Social Trust, Diversity, Equity, Inclusion, and Accessibility in Curling Clubs

Dr. Scott Piroth, Teaching Professor of Political Science 

Spring 2024

Public Lecture: TBA

In early 2022, I conducted a survey of members of curling clubs in the United States and Canada. The survey explored the relationship between membership in a curling club and social capital. Putnam (2000) defines social capital as “connections among individuals – social networks and the norms of reciprocity and trustworthiness that arise from them” (19). Curling is characterized by strong norms of behavior based on trust, which curlers often refer to as the “Spirit of Curling.” My survey showed that curling club members scored very high on measures of social trust. I plan to use part of the ICS fellowship to write an article based on this survey and submit it for publication.

There is a lively academic debate about the relationship between social capital and diversity (Hooghe 2007). Curling strives to be inclusive, but most curling clubs are less diverse than are the communities they serve. As part of my fellowship, I plan to conduct semi-structured interviews with members of groups which are underrepresented in the curling community: curlers with disabilities and curlers in the LGBTQ community. The findings from these interviews will inform my paper on social capital and, more immediately, will be shared with members of the curling community in forums devoted to DEI in curling hosted by curling governing bodies (USA Curling, Curling Canada, the Ontario Curling Association, and the World Curling Federation) with the goals of improving outreach to underrepresented communities and providing higher-quality adaptive curling instruction.
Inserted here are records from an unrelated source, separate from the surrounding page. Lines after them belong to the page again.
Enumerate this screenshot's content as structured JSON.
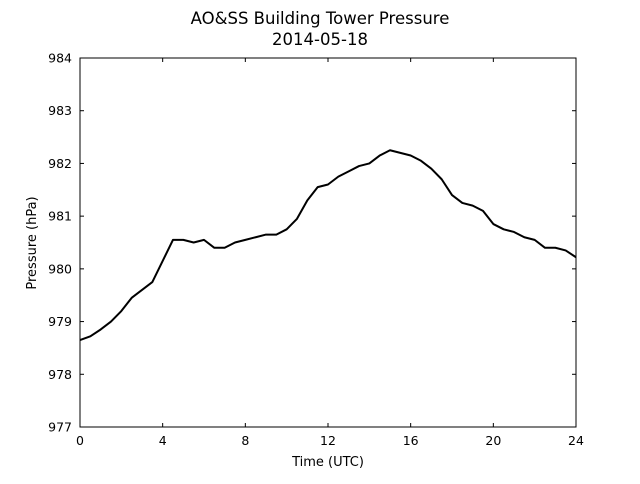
{
  "chart_data": {
    "type": "line",
    "title": "AO&SS Building Tower Pressure",
    "subtitle": "2014-05-18",
    "xlabel": "Time (UTC)",
    "ylabel": "Pressure (hPa)",
    "xlim": [
      0,
      24
    ],
    "ylim": [
      977,
      984
    ],
    "xticks": [
      0,
      4,
      8,
      12,
      16,
      20,
      24
    ],
    "yticks": [
      977,
      978,
      979,
      980,
      981,
      982,
      983,
      984
    ],
    "grid": false,
    "legend": "none",
    "series": [
      {
        "color": "#000000",
        "x": [
          0.0,
          0.5,
          1.0,
          1.5,
          2.0,
          2.5,
          3.0,
          3.5,
          4.0,
          4.5,
          5.0,
          5.5,
          6.0,
          6.5,
          7.0,
          7.5,
          8.0,
          8.5,
          9.0,
          9.5,
          10.0,
          10.5,
          11.0,
          11.5,
          12.0,
          12.5,
          13.0,
          13.5,
          14.0,
          14.5,
          15.0,
          15.5,
          16.0,
          16.5,
          17.0,
          17.5,
          18.0,
          18.5,
          19.0,
          19.5,
          20.0,
          20.5,
          21.0,
          21.5,
          22.0,
          22.5,
          23.0,
          23.5,
          24.0
        ],
        "y": [
          978.65,
          978.72,
          978.85,
          979.0,
          979.2,
          979.45,
          979.6,
          979.75,
          980.15,
          980.55,
          980.55,
          980.5,
          980.55,
          980.4,
          980.4,
          980.5,
          980.55,
          980.6,
          980.65,
          980.65,
          980.75,
          980.95,
          981.3,
          981.55,
          981.6,
          981.75,
          981.85,
          981.95,
          982.0,
          982.15,
          982.25,
          982.2,
          982.15,
          982.05,
          981.9,
          981.7,
          981.4,
          981.25,
          981.2,
          981.1,
          980.85,
          980.75,
          980.7,
          980.6,
          980.55,
          980.4,
          980.4,
          980.35,
          980.22
        ]
      }
    ]
  }
}
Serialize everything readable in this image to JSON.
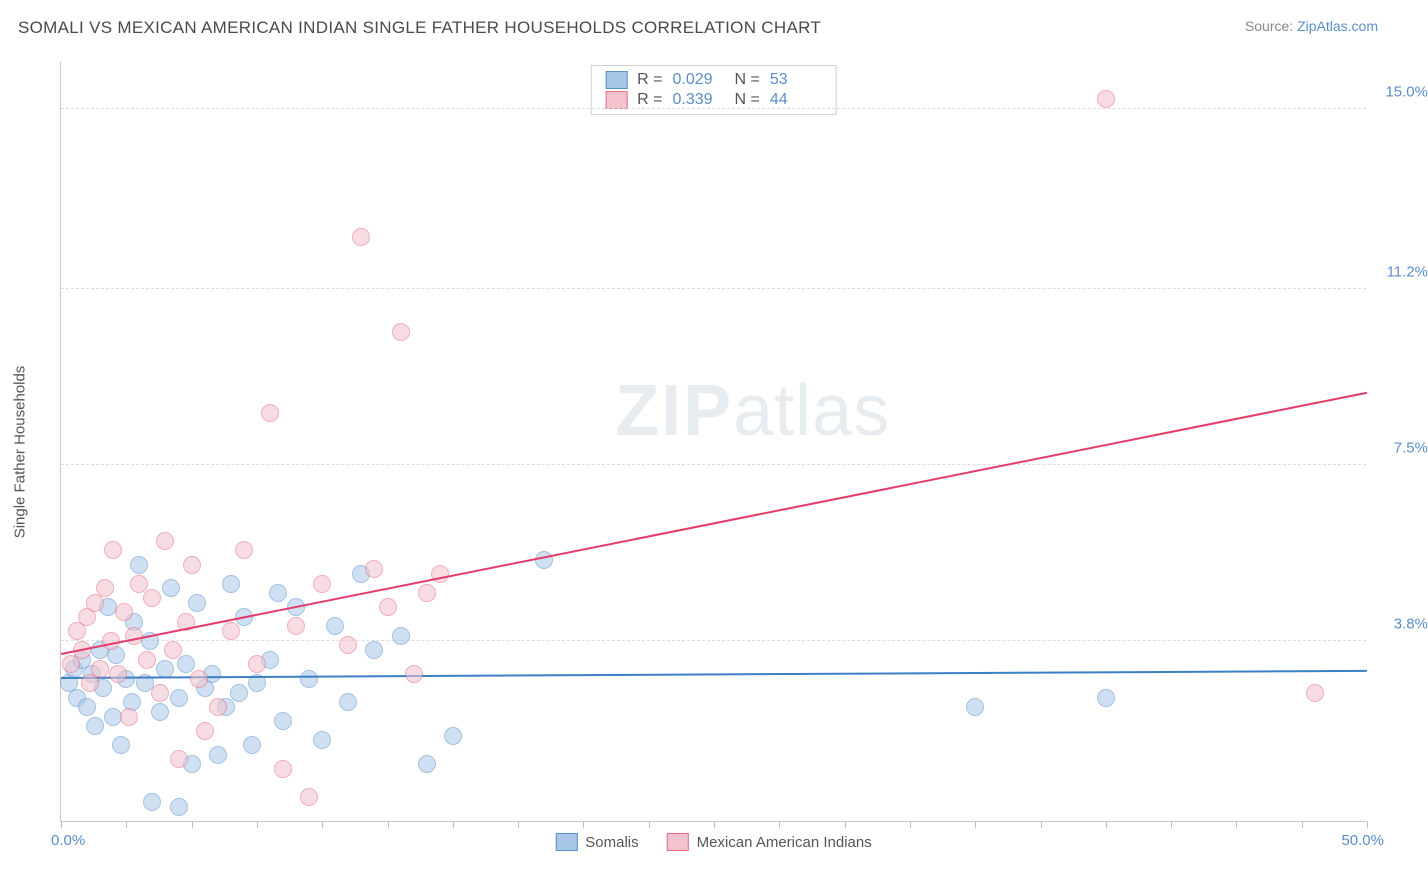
{
  "title": "SOMALI VS MEXICAN AMERICAN INDIAN SINGLE FATHER HOUSEHOLDS CORRELATION CHART",
  "source_label": "Source: ",
  "source_name": "ZipAtlas.com",
  "y_axis_label": "Single Father Households",
  "watermark_bold": "ZIP",
  "watermark_light": "atlas",
  "chart": {
    "type": "scatter",
    "xlim": [
      0,
      50
    ],
    "ylim": [
      0,
      16
    ],
    "x_min_label": "0.0%",
    "x_max_label": "50.0%",
    "y_ticks": [
      {
        "v": 3.8,
        "label": "3.8%"
      },
      {
        "v": 7.5,
        "label": "7.5%"
      },
      {
        "v": 11.2,
        "label": "11.2%"
      },
      {
        "v": 15.0,
        "label": "15.0%"
      }
    ],
    "x_tick_positions": [
      0,
      2.5,
      5,
      7.5,
      10,
      12.5,
      15,
      17.5,
      20,
      22.5,
      25,
      27.5,
      30,
      32.5,
      35,
      37.5,
      40,
      42.5,
      45,
      47.5,
      50
    ],
    "background_color": "#ffffff",
    "grid_color": "#dddddd",
    "axis_color": "#c8c8c8",
    "point_radius": 9,
    "point_opacity": 0.55,
    "series": [
      {
        "name": "Somalis",
        "fill": "#a9c7e8",
        "stroke": "#5a8fc8",
        "r_label": "R = ",
        "r_value": "0.029",
        "n_label": "N = ",
        "n_value": "53",
        "trend": {
          "x1": 0,
          "y1": 3.0,
          "x2": 50,
          "y2": 3.15,
          "color": "#3b7fc4",
          "width": 2
        },
        "points": [
          [
            0.3,
            2.9
          ],
          [
            0.5,
            3.2
          ],
          [
            0.6,
            2.6
          ],
          [
            0.8,
            3.4
          ],
          [
            1.0,
            2.4
          ],
          [
            1.2,
            3.1
          ],
          [
            1.3,
            2.0
          ],
          [
            1.5,
            3.6
          ],
          [
            1.6,
            2.8
          ],
          [
            1.8,
            4.5
          ],
          [
            2.0,
            2.2
          ],
          [
            2.1,
            3.5
          ],
          [
            2.3,
            1.6
          ],
          [
            2.5,
            3.0
          ],
          [
            2.7,
            2.5
          ],
          [
            2.8,
            4.2
          ],
          [
            3.0,
            5.4
          ],
          [
            3.2,
            2.9
          ],
          [
            3.4,
            3.8
          ],
          [
            3.5,
            0.4
          ],
          [
            3.8,
            2.3
          ],
          [
            4.0,
            3.2
          ],
          [
            4.2,
            4.9
          ],
          [
            4.5,
            2.6
          ],
          [
            4.8,
            3.3
          ],
          [
            5.0,
            1.2
          ],
          [
            5.2,
            4.6
          ],
          [
            5.5,
            2.8
          ],
          [
            5.8,
            3.1
          ],
          [
            6.0,
            1.4
          ],
          [
            6.3,
            2.4
          ],
          [
            6.5,
            5.0
          ],
          [
            6.8,
            2.7
          ],
          [
            7.0,
            4.3
          ],
          [
            7.3,
            1.6
          ],
          [
            7.5,
            2.9
          ],
          [
            8.0,
            3.4
          ],
          [
            8.3,
            4.8
          ],
          [
            8.5,
            2.1
          ],
          [
            9.0,
            4.5
          ],
          [
            9.5,
            3.0
          ],
          [
            10.0,
            1.7
          ],
          [
            10.5,
            4.1
          ],
          [
            11.0,
            2.5
          ],
          [
            11.5,
            5.2
          ],
          [
            12.0,
            3.6
          ],
          [
            13.0,
            3.9
          ],
          [
            14.0,
            1.2
          ],
          [
            15.0,
            1.8
          ],
          [
            18.5,
            5.5
          ],
          [
            35.0,
            2.4
          ],
          [
            40.0,
            2.6
          ],
          [
            4.5,
            0.3
          ]
        ]
      },
      {
        "name": "Mexican American Indians",
        "fill": "#f2c3cd",
        "stroke": "#e66a88",
        "r_label": "R = ",
        "r_value": "0.339",
        "n_label": "N = ",
        "n_value": "44",
        "trend": {
          "x1": 0,
          "y1": 3.5,
          "x2": 50,
          "y2": 9.0,
          "color": "#e23d6a",
          "width": 2
        },
        "points": [
          [
            0.4,
            3.3
          ],
          [
            0.6,
            4.0
          ],
          [
            0.8,
            3.6
          ],
          [
            1.0,
            4.3
          ],
          [
            1.1,
            2.9
          ],
          [
            1.3,
            4.6
          ],
          [
            1.5,
            3.2
          ],
          [
            1.7,
            4.9
          ],
          [
            1.9,
            3.8
          ],
          [
            2.0,
            5.7
          ],
          [
            2.2,
            3.1
          ],
          [
            2.4,
            4.4
          ],
          [
            2.6,
            2.2
          ],
          [
            2.8,
            3.9
          ],
          [
            3.0,
            5.0
          ],
          [
            3.3,
            3.4
          ],
          [
            3.5,
            4.7
          ],
          [
            3.8,
            2.7
          ],
          [
            4.0,
            5.9
          ],
          [
            4.3,
            3.6
          ],
          [
            4.5,
            1.3
          ],
          [
            4.8,
            4.2
          ],
          [
            5.0,
            5.4
          ],
          [
            5.3,
            3.0
          ],
          [
            5.5,
            1.9
          ],
          [
            6.0,
            2.4
          ],
          [
            6.5,
            4.0
          ],
          [
            7.0,
            5.7
          ],
          [
            7.5,
            3.3
          ],
          [
            8.0,
            8.6
          ],
          [
            8.5,
            1.1
          ],
          [
            9.0,
            4.1
          ],
          [
            9.5,
            0.5
          ],
          [
            10.0,
            5.0
          ],
          [
            11.0,
            3.7
          ],
          [
            11.5,
            12.3
          ],
          [
            12.0,
            5.3
          ],
          [
            12.5,
            4.5
          ],
          [
            13.0,
            10.3
          ],
          [
            13.5,
            3.1
          ],
          [
            14.0,
            4.8
          ],
          [
            14.5,
            5.2
          ],
          [
            48.0,
            2.7
          ],
          [
            40.0,
            15.2
          ]
        ]
      }
    ]
  },
  "legend_bottom": [
    {
      "label": "Somalis",
      "fill": "#a9c7e8",
      "stroke": "#5a8fc8"
    },
    {
      "label": "Mexican American Indians",
      "fill": "#f2c3cd",
      "stroke": "#e66a88"
    }
  ]
}
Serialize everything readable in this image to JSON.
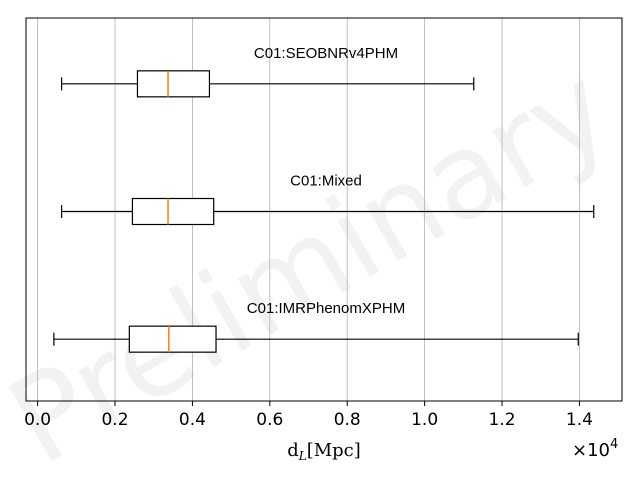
{
  "chart_data": {
    "type": "boxplot",
    "orientation": "horizontal",
    "title": "",
    "xlabel_main": "d",
    "xlabel_sub": "L",
    "xlabel_unit": "[Mpc]",
    "x_offset_prefix": "×10",
    "x_offset_exponent": "4",
    "xlim": [
      -0.03,
      1.51
    ],
    "x_ticks": [
      0.0,
      0.2,
      0.4,
      0.6,
      0.8,
      1.0,
      1.2,
      1.4
    ],
    "x_tick_labels": [
      "0.0",
      "0.2",
      "0.4",
      "0.6",
      "0.8",
      "1.0",
      "1.2",
      "1.4"
    ],
    "grid": "vertical",
    "watermark": "Preliminary",
    "colors": {
      "median": "#ff7f0e",
      "box": "#000000",
      "grid": "#b0b0b0"
    },
    "series": [
      {
        "name": "C01:SEOBNRv4PHM",
        "whisker_low": 0.062,
        "q1": 0.258,
        "median": 0.337,
        "q3": 0.444,
        "whisker_high": 1.127
      },
      {
        "name": "C01:Mixed",
        "whisker_low": 0.062,
        "q1": 0.245,
        "median": 0.337,
        "q3": 0.455,
        "whisker_high": 1.437
      },
      {
        "name": "C01:IMRPhenomXPHM",
        "whisker_low": 0.042,
        "q1": 0.237,
        "median": 0.339,
        "q3": 0.461,
        "whisker_high": 1.397
      }
    ]
  }
}
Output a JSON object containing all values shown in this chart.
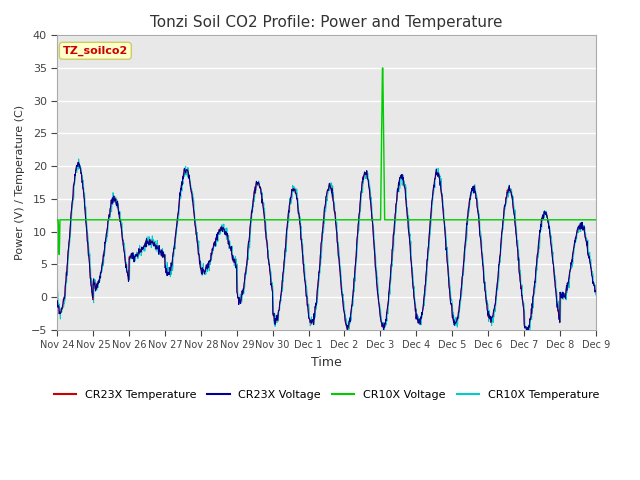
{
  "title": "Tonzi Soil CO2 Profile: Power and Temperature",
  "ylabel": "Power (V) / Temperature (C)",
  "xlabel": "Time",
  "ylim": [
    -5,
    40
  ],
  "yticks": [
    -5,
    0,
    5,
    10,
    15,
    20,
    25,
    30,
    35,
    40
  ],
  "xtick_labels": [
    "Nov 24",
    "Nov 25",
    "Nov 26",
    "Nov 27",
    "Nov 28",
    "Nov 29",
    "Nov 30",
    "Dec 1",
    "Dec 2",
    "Dec 3",
    "Dec 4",
    "Dec 5",
    "Dec 6",
    "Dec 7",
    "Dec 8",
    "Dec 9"
  ],
  "cr23x_temp_color": "#cc0000",
  "cr23x_volt_color": "#000099",
  "cr10x_volt_color": "#00cc00",
  "cr10x_temp_color": "#00cccc",
  "cr10x_volt_flat": 11.8,
  "fig_bg_color": "#ffffff",
  "plot_bg_color": "#e8e8e8",
  "annotation_text": "TZ_soilco2",
  "annotation_bg": "#ffffcc",
  "annotation_fg": "#cc0000",
  "annotation_edge": "#cccc66",
  "legend_items": [
    "CR23X Temperature",
    "CR23X Voltage",
    "CR10X Voltage",
    "CR10X Temperature"
  ]
}
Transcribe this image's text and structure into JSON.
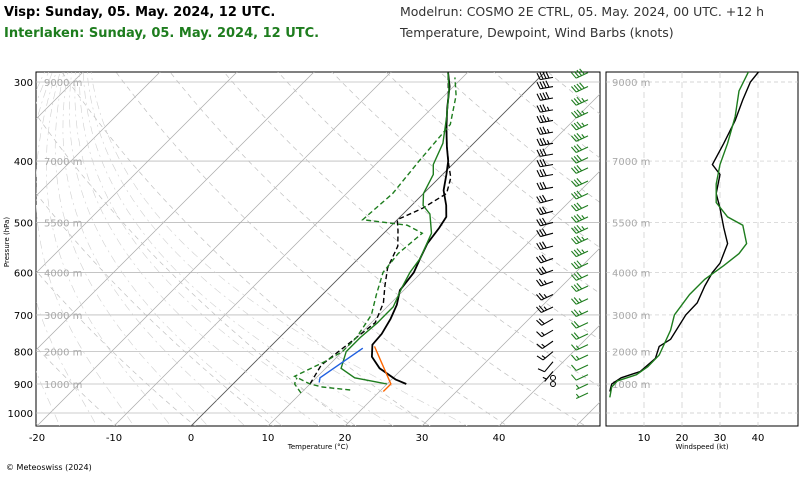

Banning Reality: The Right's Attack on 'Divisive Concepts' in Public Education and the Truth about Racism in the United States

Dr. Timothy Messer-Kruse, Professor in School of Cultural and Critical Studies 

Spring 2024

Public Lecture: TBA

Banning Reality is a research project examining recent legislative bans on “Critical Race Theory” (CRT). Unlike most of the public debate swirling around the issue of CRT Banning Reality does not analyze these laws on the basis of their contradiction of liberal principles of free speech or equity, or on the potential adverse impact of such prohibitions on public education. Rather, this project compares the most frequently banned seven “divisive concepts” against the known facts underlying these concepts. In other words, this project reveals how the anti-CRT crusade is actually an assault on reality, on the actual known world. Effectively, this project observes, the anti-CRT movement is a break with the older Allan Bloom “Closing of the American Mind”-style defenses of a “Western Canon” conservatism because it doesn’t attempt to argue on the level of facts–rather it begins from what conservatives believe is right and then impose these values on reality itself.